Writ petitions have been filed before Delhi HC for seeking refund of the Income Tax (including interest) adjusted in excess of 20% of the disputed tax demand arising in the case of the Petitioner for the assessment years 2016-17 and 2017-18 against the refunds due for the Assessments Years 2018-19 and 2019-20 along with the applicable interest. Petitioner also seeks direction to the respondent to dispose of the application dated 10th July, 2020 filed by the Petitioner under Section 154 of the Income Tax Act, 1961 [for short ‘the Act’] seeking rectification of the assessment order dated 17th June, 2020 for the assessment year 2016-2017.

Facts

  • The petitioner states that under Section 220(6) of the Act, the Assessing Officer has been conferred with the power to grant stay on recovery of outstanding tax demand subject to fulfillment of appropriate conditions.
  • The Central Board of Direct Taxes has issued various Circulars/ Notification from time to time including Office Memorandums dated 29th February, 2016 and 31st July, 2017, prescribing that in cases where an assessee challenges the additions/ disallowances made in the assessment order by way of an appeal before the first appellate authority, i.e., CIT(A), and during pendency thereof deposits 20% of the total disputed outstanding tax demand, the assessing officer is empowered to grant stay of recovery of the balance outstanding demand.
  • Upon payment/ recovery of the standard rate of 20% of the disputed outstanding tax demand, the assessing officer is mandated to grant stay on recovery of the balance disputed outstanding tax demand till disposal of first appeal of the assessee, unless the case of the assessee falls in the category discussed in paragraph (B) of the Office Memorandum dated 29th February, 2016.
  • Petitioner states that while 20% of the disputed amount for the Assessment Year 2016-17 was Rs. 10,50,36,036/- the respondent adjusted the entire tax demand of Rs. 54,20,04,981/- excluding the interest under Section 220(2) of the Act. He also states that while 20% of the disputed amount for the Assessment Year 2017-18 was Rs. 48,54,63,006/- the respondent recovered Rs. 54,99,73,789/-.

Findings

The Court finds that the issue raised in the present writ petitions is no longer res integra.

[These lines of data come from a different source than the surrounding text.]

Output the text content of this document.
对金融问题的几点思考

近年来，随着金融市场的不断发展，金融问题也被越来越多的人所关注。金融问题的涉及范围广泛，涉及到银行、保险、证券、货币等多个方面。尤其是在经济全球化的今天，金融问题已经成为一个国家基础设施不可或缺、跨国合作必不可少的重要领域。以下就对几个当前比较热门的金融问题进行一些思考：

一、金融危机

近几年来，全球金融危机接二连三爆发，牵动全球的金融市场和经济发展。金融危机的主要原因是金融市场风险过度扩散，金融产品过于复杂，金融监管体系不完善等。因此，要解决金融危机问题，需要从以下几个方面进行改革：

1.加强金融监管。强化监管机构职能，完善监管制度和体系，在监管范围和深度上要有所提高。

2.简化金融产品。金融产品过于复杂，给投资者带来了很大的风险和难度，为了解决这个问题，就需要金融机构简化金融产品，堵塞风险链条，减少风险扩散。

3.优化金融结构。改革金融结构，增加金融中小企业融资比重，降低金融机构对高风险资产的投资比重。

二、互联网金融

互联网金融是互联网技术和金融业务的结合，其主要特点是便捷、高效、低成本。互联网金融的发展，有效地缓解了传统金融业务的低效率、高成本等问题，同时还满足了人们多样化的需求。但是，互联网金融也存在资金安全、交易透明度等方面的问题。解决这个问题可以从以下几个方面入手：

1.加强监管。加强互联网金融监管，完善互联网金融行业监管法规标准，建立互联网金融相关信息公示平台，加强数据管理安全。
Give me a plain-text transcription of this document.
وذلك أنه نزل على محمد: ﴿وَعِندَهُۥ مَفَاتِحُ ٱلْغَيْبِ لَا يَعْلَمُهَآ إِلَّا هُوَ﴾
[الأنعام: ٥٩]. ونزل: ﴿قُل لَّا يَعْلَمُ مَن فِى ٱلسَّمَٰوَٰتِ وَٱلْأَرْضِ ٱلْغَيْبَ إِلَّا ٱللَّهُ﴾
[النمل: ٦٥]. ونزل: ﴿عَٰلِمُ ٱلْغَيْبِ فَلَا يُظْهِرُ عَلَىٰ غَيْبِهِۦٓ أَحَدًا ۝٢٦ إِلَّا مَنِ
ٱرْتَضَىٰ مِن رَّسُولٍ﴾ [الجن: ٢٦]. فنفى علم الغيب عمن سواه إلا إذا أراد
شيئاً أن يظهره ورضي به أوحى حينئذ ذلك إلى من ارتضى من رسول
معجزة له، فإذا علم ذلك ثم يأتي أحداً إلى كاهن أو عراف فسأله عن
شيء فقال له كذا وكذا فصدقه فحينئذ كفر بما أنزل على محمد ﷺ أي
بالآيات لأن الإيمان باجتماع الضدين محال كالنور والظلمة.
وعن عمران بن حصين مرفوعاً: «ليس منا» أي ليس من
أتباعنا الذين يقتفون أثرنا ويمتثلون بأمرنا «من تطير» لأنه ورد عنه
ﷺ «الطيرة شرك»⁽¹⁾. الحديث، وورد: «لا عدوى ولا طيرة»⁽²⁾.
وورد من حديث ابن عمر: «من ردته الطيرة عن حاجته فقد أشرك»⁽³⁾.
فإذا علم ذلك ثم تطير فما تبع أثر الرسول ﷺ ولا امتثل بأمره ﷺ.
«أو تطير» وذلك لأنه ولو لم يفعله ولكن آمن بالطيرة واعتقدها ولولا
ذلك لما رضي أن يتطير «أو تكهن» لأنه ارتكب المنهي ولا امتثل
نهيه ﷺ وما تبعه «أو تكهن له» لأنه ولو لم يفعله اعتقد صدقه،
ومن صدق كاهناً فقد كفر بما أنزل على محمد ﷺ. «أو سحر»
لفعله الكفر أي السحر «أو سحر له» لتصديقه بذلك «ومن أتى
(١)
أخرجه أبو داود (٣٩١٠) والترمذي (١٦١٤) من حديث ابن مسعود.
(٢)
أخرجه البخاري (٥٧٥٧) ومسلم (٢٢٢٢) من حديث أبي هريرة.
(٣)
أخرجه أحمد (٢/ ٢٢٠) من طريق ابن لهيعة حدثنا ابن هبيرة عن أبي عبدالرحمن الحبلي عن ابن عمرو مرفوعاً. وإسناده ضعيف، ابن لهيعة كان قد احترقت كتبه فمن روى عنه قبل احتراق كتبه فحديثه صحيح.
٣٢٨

As well as the fact that refunds have been adjusted against outstanding tax demand by the Authority without following the procedure prescribed under Section 245 of the Act inasmuch as no notice or opportunity of predecisional hearing had been provided to the petitioner prior to such adjustment of refund, this Court is of the opinion that the petitioner is entitled to refund of adjustments made in excess of 20% of the disputed tax demands.

Judgement

Delhi HC directs the respondent to verify the facts stated in the two writ petitions and if it finds them to be true and correct then to refund the amount adjusted in excess of 20% of the disputed tax demands for the Assessment Years 2016-17 and 2017-18 to the Petitioner within eight weeks. The respondent is also directed to dispose of petitioner’s rectification application dated 10th July, 2020 seeking rectification of the assessment order dated 17th June, 2020 for Assessment Year 2016-17 within eight weeks.